Du rififi dans les bennes

 



   Notre idée n’est pas de brocarder systématiquement ce qui se fait sur la ville, ni de tirer sur tout ce qui bouge. Nous désirons juste soulever des questions (auxquelles nous n’avons pas de réponses toutes faites). Malheureusement, comme toujours, le questionnement n’advient qu’après la prise de décisions. La démocratie locale n’existe que dans les discours précédant les élections, et encore…

 

   Instaurer une part incitative dans la taxe d’enlèvement des ordures ménagères n’a rien de critiquable, puisqu’il s’agit de responsabiliser les gens par rapport au tri de leurs déchets. Réduire la part des déchets ultimes qui sont enterrés ou partent en incinérateur est important, et pour cela il est nécessaire de trier, composter et recycler le plus possible (il faudrait surtout que nos industriels soient forcés par la loi de limiter emballages et suremballages, mais c’est un autre débat). Dans la mesure où faire appel au civisme, dans notre pays, a un effet limité, il est plus efficace soit de jouer sur la carotte et le bâton soit de taper direct au portefeuille. C’est cette dernière stratégie qui a été choisie, puisque nous paierons en fonction du nombre de poubelles de déchets ultimes que nous remplirons. Juste, logique et imparable.

 

   Le principe de la taxe incitative ne fait donc pas débat. Sa mise en application, par contre, peut être questionnée. Des choix sont à faire, car la part variable peut être calculée sur le volume de déchets, le poids ou le nombre d’enlèvements (ou de dépôts dans la colonne d’ordures). Besançon, par exemple, ville pionnière dans ce domaine, impose depuis 2008 une redevance incitative nommée « poids et levées » : elle est basée à la fois sur le poids des ordures et sur le nombre de présentations à la collecte.

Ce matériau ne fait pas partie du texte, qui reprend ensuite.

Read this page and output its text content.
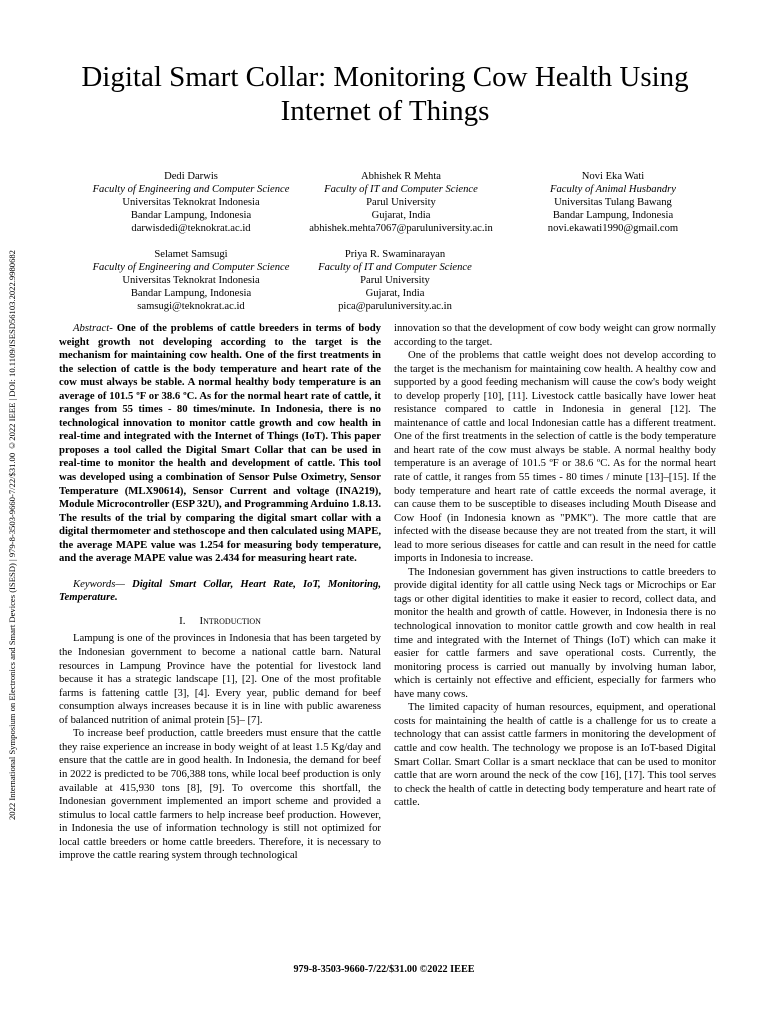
2022 International Symposium on Electronics and Smart Devices (ISESD) | 979-8-3503-9660-7/22/$31.00 ©2022 IEEE | DOI: 10.1109/ISESD56103.2022.9980682
Digital Smart Collar: Monitoring Cow Health Using Internet of Things
Dedi Darwis
Faculty of Engineering and Computer Science
Universitas Teknokrat Indonesia
Bandar Lampung, Indonesia
darwisdedi@teknokrat.ac.id
Abhishek R Mehta
Faculty of IT and Computer Science
Parul University
Gujarat, India
abhishek.mehta7067@paruluniversity.ac.in
Novi Eka Wati
Faculty of Animal Husbandry
Universitas Tulang Bawang
Bandar Lampung, Indonesia
novi.ekawati1990@gmail.com
Selamet Samsugi
Faculty of Engineering and Computer Science
Universitas Teknokrat Indonesia
Bandar Lampung, Indonesia
samsugi@teknokrat.ac.id
Priya R. Swaminarayan
Faculty of IT and Computer Science
Parul University
Gujarat, India
pica@paruluniversity.ac.in

Abstract- One of the problems of cattle breeders in terms of body weight growth not developing according to the target is the mechanism for maintaining cow health. One of the first treatments in the selection of cattle is the body temperature and heart rate of the cow must always be stable. A normal healthy body temperature is an average of 101.5 ºF or 38.6 ºC. As for the normal heart rate of cattle, it ranges from 55 times - 80 times/minute. In Indonesia, there is no technological innovation to monitor cattle growth and cow health in real-time and integrated with the Internet of Things (IoT). This paper proposes a tool called the Digital Smart Collar that can be used in real-time to monitor the health and development of cattle. This tool was developed using a combination of Sensor Pulse Oximetry, Sensor Temperature (MLX90614), Sensor Current and voltage (INA219), Module Microcontroller (ESP 32U), and Programming Arduino 1.8.13. The results of the trial by comparing the digital smart collar with a digital thermometer and stethoscope and then calculated using MAPE, the average MAPE value was 1.254 for measuring body temperature, and the average MAPE value was 2.434 for measuring heart rate.

Keywords— Digital Smart Collar, Heart Rate, IoT, Monitoring, Temperature.

I. Introduction

Lampung is one of the provinces in Indonesia that has been targeted by the Indonesian government to become a national cattle barn. Natural resources in Lampung Province have the potential for livestock land because it has a strategic landscape [1], [2]. One of the most profitable farms is fattening cattle [3], [4]. Every year, public demand for beef consumption always increases because it is in line with public awareness of balanced nutrition of animal protein [5]– [7].

To increase beef production, cattle breeders must ensure that the cattle they raise experience an increase in body weight of at least 1.5 Kg/day and ensure that the cattle are in good health. In Indonesia, the demand for beef in 2022 is predicted to be 706,388 tons, while local beef production is only available at 415,930 tons [8], [9]. To overcome this shortfall, the Indonesian government implemented an import scheme and provided a stimulus to local cattle farmers to help increase beef production. However, in Indonesia the use of information technology is still not optimized for local cattle breeders or home cattle breeders. Therefore, it is necessary to improve the cattle rearing system through technological

innovation so that the development of cow body weight can grow normally according to the target.

One of the problems that cattle weight does not develop according to the target is the mechanism for maintaining cow health. A healthy cow and supported by a good feeding mechanism will cause the cow's body weight to develop properly [10], [11]. Livestock cattle basically have lower heat resistance compared to cattle in Indonesia in general [12]. The maintenance of cattle and local Indonesian cattle has a different treatment. One of the first treatments in the selection of cattle is the body temperature and heart rate of the cow must always be stable. A normal healthy body temperature is an average of 101.5 ºF or 38.6 ºC. As for the normal heart rate of cattle, it ranges from 55 times - 80 times / minute [13]–[15]. If the body temperature and heart rate of cattle exceeds the normal average, it can cause them to be susceptible to diseases including Mouth Disease and Cow Hoof (in Indonesia known as "PMK"). The more cattle that are infected with the disease because they are not treated from the start, it will lead to more serious diseases for cattle and can result in the need for cattle imports in Indonesia to increase.

The Indonesian government has given instructions to cattle breeders to provide digital identity for all cattle using Neck tags or Microchips or Ear tags or other digital identities to make it easier to record, collect data, and monitor the health and growth of cattle. However, in Indonesia there is no technological innovation to monitor cattle growth and cow health in real time and integrated with the Internet of Things (IoT) which can make it easier for cattle farmers and save operational costs. Currently, the monitoring process is carried out manually by involving human labor, which is certainly not effective and efficient, especially for farmers who have many cows.

The limited capacity of human resources, equipment, and operational costs for maintaining the health of cattle is a challenge for us to create a technology that can assist cattle farmers in monitoring the development of cattle and cow health. The technology we propose is an IoT-based Digital Smart Collar. Smart Collar is a smart necklace that can be used to monitor cattle that are worn around the neck of the cow [16], [17]. This tool serves to check the health of cattle in detecting body temperature and heart rate of cattle.

979-8-3503-9660-7/22/$31.00 ©2022 IEEE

De ce fait, le poids des déchets ultimes de l’agglomération a baissé de 30 %, passant de 40.000 à 28.000 tonnes actuellement, soit 70 kilos de moins par an et par habitant.

 

   Dans notre département, le syndicat de collecte des déchets (SYMAT) a choisi d’utiliser le principe de colonnes enterrées pour les ordures ménagères (et tout ce qui est recyclable) dans certains lieux et du ramassage de bacs individuels par camions-bennes dans d’autres. A Bagnères par exemple, la taxe incitative sera basée sur le nombre d’ouvertures d’une colonne d’ordures ménagères au centre-ville ou sur le nombre de présentation des bacs en périphérie. Le poids des ordures et (ou) leur volume n’entrent pas en considération (ce qui ne paraît pas particulièrement équitable quand même).

 

   Au-delà de l’aspect incitatif, ce système présente l’avantage d’éliminer de la vue les containers collectifs disgracieux – et souvent débordants – que l’on trouvait sur certaines places ou dans certains lieux de campagne.  

   

   Des inconvénients, par contre, semblent inévitables, qu’une réflexion collective préalable aurait probablement fait apparaître, entraînant la modification de certains choix.

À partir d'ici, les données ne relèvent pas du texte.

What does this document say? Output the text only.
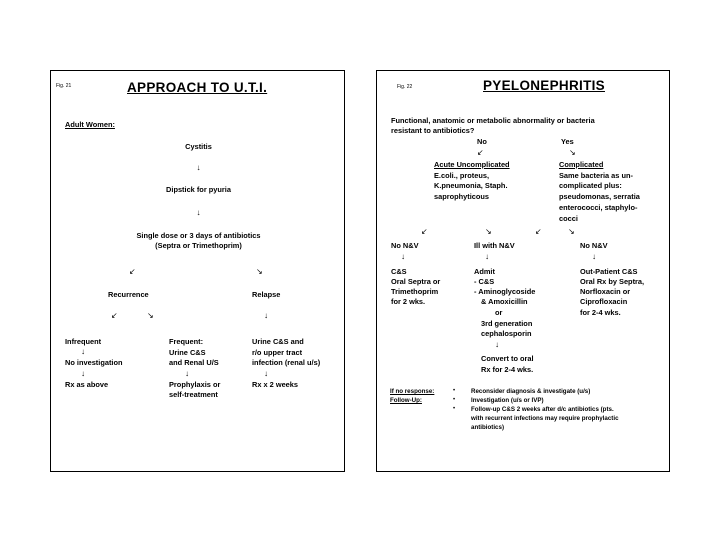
Fig. 21	APPROACH TO U.T.I.
Adult Women:
Cystitis
↓
Dipstick for pyuria
↓
Single dose or 3 days of antibiotics
(Septra or Trimethoprim)
↙	↘
Recurrence	Relapse
↙	↘	↓
Infrequent
↓
No investigation
↓
Rx as above
Frequent:
Urine C&S
and Renal U/S
↓
Prophylaxis or
self-treatment
Urine C&S and
r/o upper tract
infection (renal u/s)
↓
Rx x 2 weeks
Fig. 22	PYELONEPHRITIS
Functional, anatomic or metabolic abnormality or bacteria
resistant to antibiotics?
No	Yes
↙	↘
Acute Uncomplicated
E.coli., proteus,
K.pneumonia, Staph.
saprophyticous
Complicated
Same bacteria as un-
complicated plus:
pseudomonas, serratia
enterococci, staphylo-
cocci
↙	↘	↙	↘
No N&V
↓
C&S
Oral Septra or
Trimethoprim
for 2 wks.
Ill with N&V
↓
Admit
- C&S
- Aminoglycoside
& Amoxicillin
or
3rd generation
cephalosporin
↓
Convert to oral
Rx for 2-4 wks.
No N&V
↓
Out-Patient C&S
Oral Rx by Septra,
Norfloxacin or
Ciprofloxacin
for 2-4 wks.
If no response:
Follow-Up:
•
•
•
Reconsider diagnosis & investigate (u/s)
Investigation (u/s or IVP)
Follow-up C&S 2 weeks after d/c antibiotics (pts.
with recurrent infections may require prophylactic
antibiotics)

  - Les colonnes enterrées sont certes plus discrètes que les containers collectifs, mais elles n’embellissent tout de même pas le paysage. Or, il y aura multiplication dans la ville de ces lieux dédiés à la collecte d’ordures. Cela ne rajoutera rien au charme de bien des lieux, comme la place des Thermes (sans parler de l’inquiétude que l’enterrement des colonnes d’ordures induit par rapport au  fonctionnement du système hydraulique du champ captant des eaux thermales dans ce secteur, avec un sous-sol saturé d'eaux chaudes).

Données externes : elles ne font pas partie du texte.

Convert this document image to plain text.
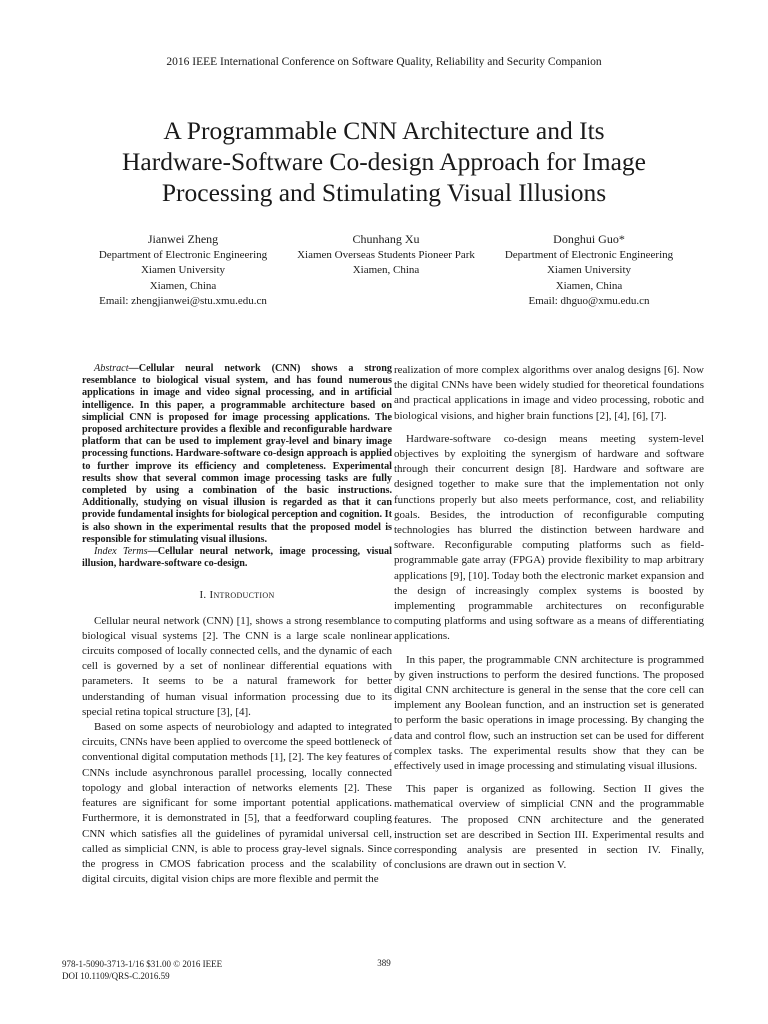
2016 IEEE International Conference on Software Quality, Reliability and Security Companion
A Programmable CNN Architecture and Its
Hardware-Software Co-design Approach for Image
Processing and Stimulating Visual Illusions
Jianwei Zheng
Department of Electronic Engineering
Xiamen University
Xiamen, China
Email: zhengjianwei@stu.xmu.edu.cn
Chunhang Xu
Xiamen Overseas Students Pioneer Park
Xiamen, China
Donghui Guo*
Department of Electronic Engineering
Xiamen University
Xiamen, China
Email: dhguo@xmu.edu.cn

Abstract—Cellular neural network (CNN) shows a strong resemblance to biological visual system, and has found numerous applications in image and video signal processing, and in artificial intelligence. In this paper, a programmable architecture based on simplicial CNN is proposed for image processing applications. The proposed architecture provides a flexible and reconfigurable hardware platform that can be used to implement gray-level and binary image processing functions. Hardware-software co-design approach is applied to further improve its efficiency and completeness. Experimental results show that several common image processing tasks are fully completed by using a combination of the basic instructions. Additionally, studying on visual illusion is regarded as that it can provide fundamental insights for biological perception and cognition. It is also shown in the experimental results that the proposed model is responsible for stimulating visual illusions.

Index Terms—Cellular neural network, image processing, visual illusion, hardware-software co-design.

I. Introduction

Cellular neural network (CNN) [1], shows a strong resemblance to biological visual systems [2]. The CNN is a large scale nonlinear circuits composed of locally connected cells, and the dynamic of each cell is governed by a set of nonlinear differential equations with parameters. It seems to be a natural framework for better understanding of human visual information processing due to its special retina topical structure [3], [4].

Based on some aspects of neurobiology and adapted to integrated circuits, CNNs have been applied to overcome the speed bottleneck of conventional digital computation methods [1], [2]. The key features of CNNs include asynchronous parallel processing, locally connected topology and global interaction of networks elements [2]. These features are significant for some important potential applications. Furthermore, it is demonstrated in [5], that a feedforward coupling CNN which satisfies all the guidelines of pyramidal universal cell, called as simplicial CNN, is able to process gray-level signals. Since the progress in CMOS fabrication process and the scalability of digital circuits, digital vision chips are more flexible and permit the

realization of more complex algorithms over analog designs [6]. Now the digital CNNs have been widely studied for theoretical foundations and practical applications in image and video processing, robotic and biological visions, and higher brain functions [2], [4], [6], [7].

Hardware-software co-design means meeting system-level objectives by exploiting the synergism of hardware and software through their concurrent design [8]. Hardware and software are designed together to make sure that the implementation not only functions properly but also meets performance, cost, and reliability goals. Besides, the introduction of reconfigurable computing technologies has blurred the distinction between hardware and software. Reconfigurable computing platforms such as field-programmable gate array (FPGA) provide flexibility to map arbitrary applications [9], [10]. Today both the electronic market expansion and the design of increasingly complex systems is boosted by implementing programmable architectures on reconfigurable computing platforms and using software as a means of differentiating applications.

In this paper, the programmable CNN architecture is programmed by given instructions to perform the desired functions. The proposed digital CNN architecture is general in the sense that the core cell can implement any Boolean function, and an instruction set is generated to perform the basic operations in image processing. By changing the data and control flow, such an instruction set can be used for different complex tasks. The experimental results show that they can be effectively used in image processing and stimulating visual illusions.

This paper is organized as following. Section II gives the mathematical overview of simplicial CNN and the programmable features. The proposed CNN architecture and the generated instruction set are described in Section III. Experimental results and corresponding analysis are presented in section IV. Finally, conclusions are drawn out in section V.

978-1-5090-3713-1/16 $31.00 © 2016 IEEE
DOI 10.1109/QRS-C.2016.59
389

   - Ces nombreux lieux de collecte vont apporter d’importantes nuisances aux riverains. Quelques odeurs suspectes peut-être, mais surtout un trafic permanent : rotation de voitures venant amener les poches poubelles et le recyclage, camions venant vider régulièrement les colonnes.

   - Les personnes ne disposant pas de véhicules vont devoir transporter leurs poubelles et leur recyclage parfois sur des centaines de mètres pour rejoindre le lieu de collecte le plus proche. Les papis et mamies du centre-ville vont se faire les muscles (d’autant que les sacs – tarifiés comme faisant de 50 à 70 litres quand même ! – auront intérêt à être bien pleins si l’on veut éviter de les multiplier et donc de beaucoup payer).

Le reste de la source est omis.